Turiya Bhd
Turiya Bhd maintains a conservative capital structure with a debt-to-equity ratio of 0.27, below the industry median of 0.45, and a current ratio of 2.27, indicating strong short-term liquidity. However, the company reports negative net cash after subtracting total debt, signaling potential liquidity constraints despite its low leverage profile. Profitability metrics show mixed performance. Return on equity (ROE) of 0.72% and return on assets (ROA) of 0.54% are significantly below the industry median ROE of 12.3% and ROA of 8.1%, suggesting operational inefficiencies or pricing pressures. Gross margin of 44.8% (3.25M MYR gross profit on 7.24M MYR revenue) is in line with the industry median of 45.2%, but operating margin of 24.9% (1.81M MYR operating income) lags behind the median of 32.1%. The company derives 100% of its revenue from a single business segment, with no geographic diversification disclosed. This concentration increases exposure to sector-specific demand shocks and supply chain disruptions. Outlook data indicates a 12.3% year-over-year revenue decline in the current fiscal year, with a projected 8.1% contraction in the next fiscal year. This follows a 15.4% revenue decline in the prior year, reflecting ongoing market headwinds in the semiconductor industry. Free cash flow of 1.11M MYR is insufficient to cover long-term debt of 3.52M MYR, raising concerns about debt servicing capacity. Risk assessment highlights liquidity as the primary concern, with a medium risk rating due to negative net cash and declining operating cash flow. Dilution risk is rated low, but the company's recent negative EPS of -0.06 MYR suggests earnings pressure that could trigger capital-raising measures. No recent filings or transcripts disclose material events, but the absence of positive earnings signals warrants close monitoring of quarterly results. The company's competitive position is unclear due to incomplete competitor data. NVIDIA, Intel, and Broadcom are listed as peers but no revenue or market share comparisons are available. Turiya Bhd's small revenue base (7.24M MYR) suggests it operates in a niche segment of the semiconductor industry.

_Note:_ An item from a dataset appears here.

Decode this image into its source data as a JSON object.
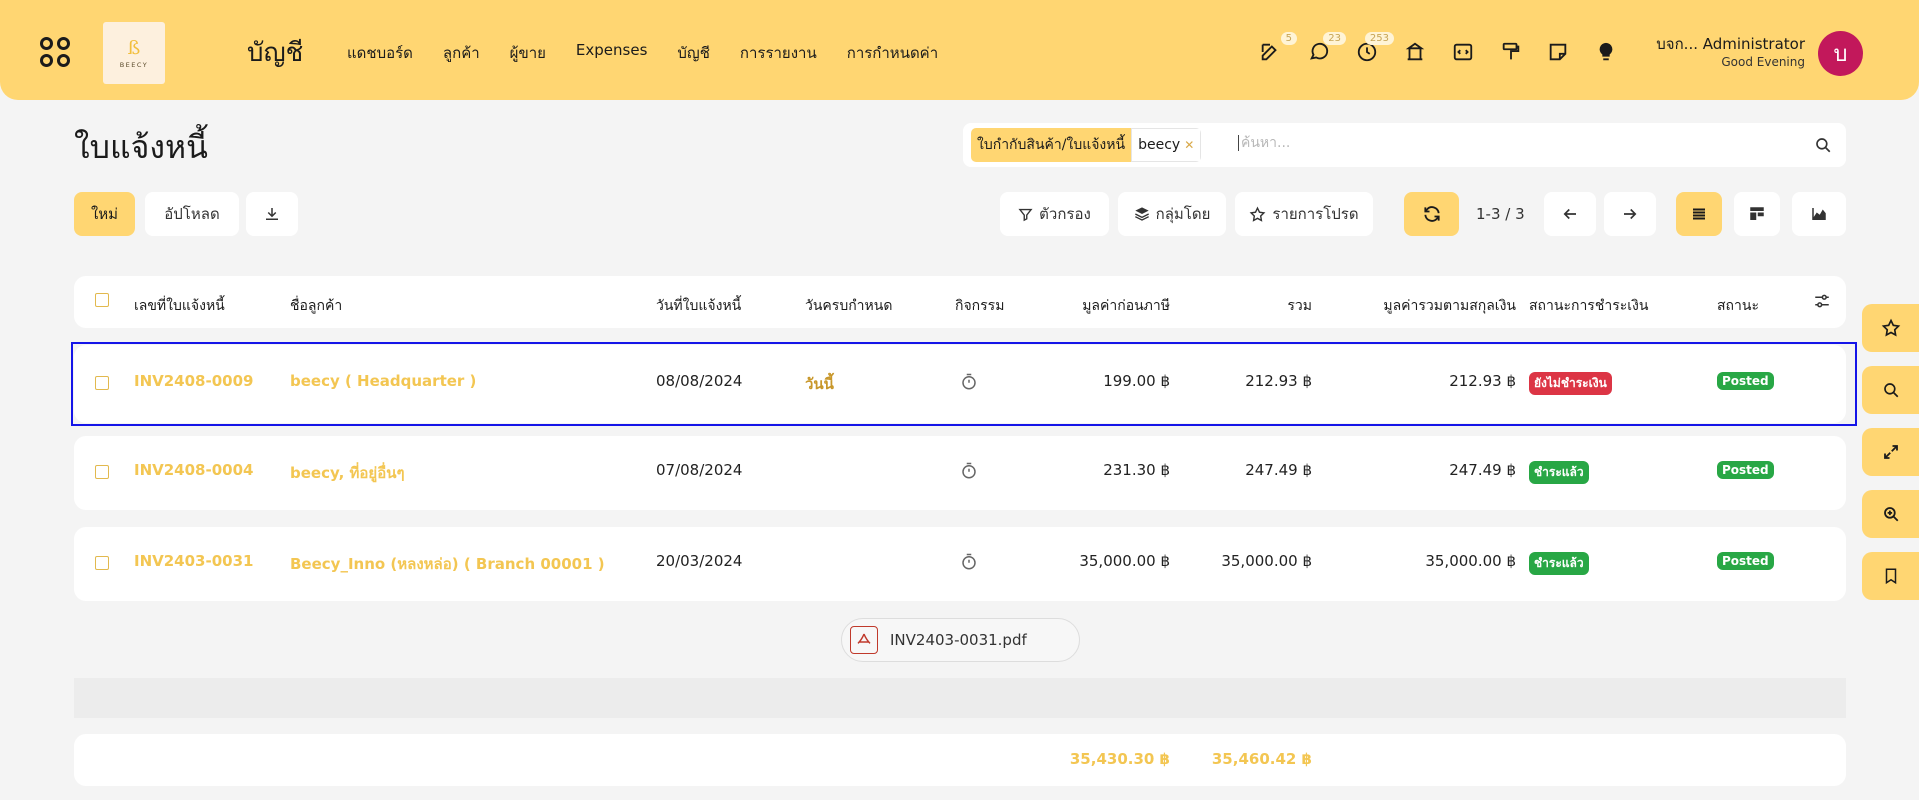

Business. Turiya Bhd designs and manufactures semiconductor components for consumer electronics and industrial applications.
Classification. Turiya Bhd is classified in the Technology sector under Semiconductors with 92% confidence based on verified market data.
- Turiya Bhd maintains a low debt profile but faces liquidity constraints due to negative net cash.
- Profitability metrics (ROE, ROA) are well below industry medians, indicating operational underperformance.
- Revenue concentration in a single segment and geographic market increases business risk.
- Declining revenue and negative EPS signal ongoing market challenges in the semiconductor sector.
- Liquidity risk remains the primary concern despite conservative capital structure.
- Net cash is negative after subtracting total debt.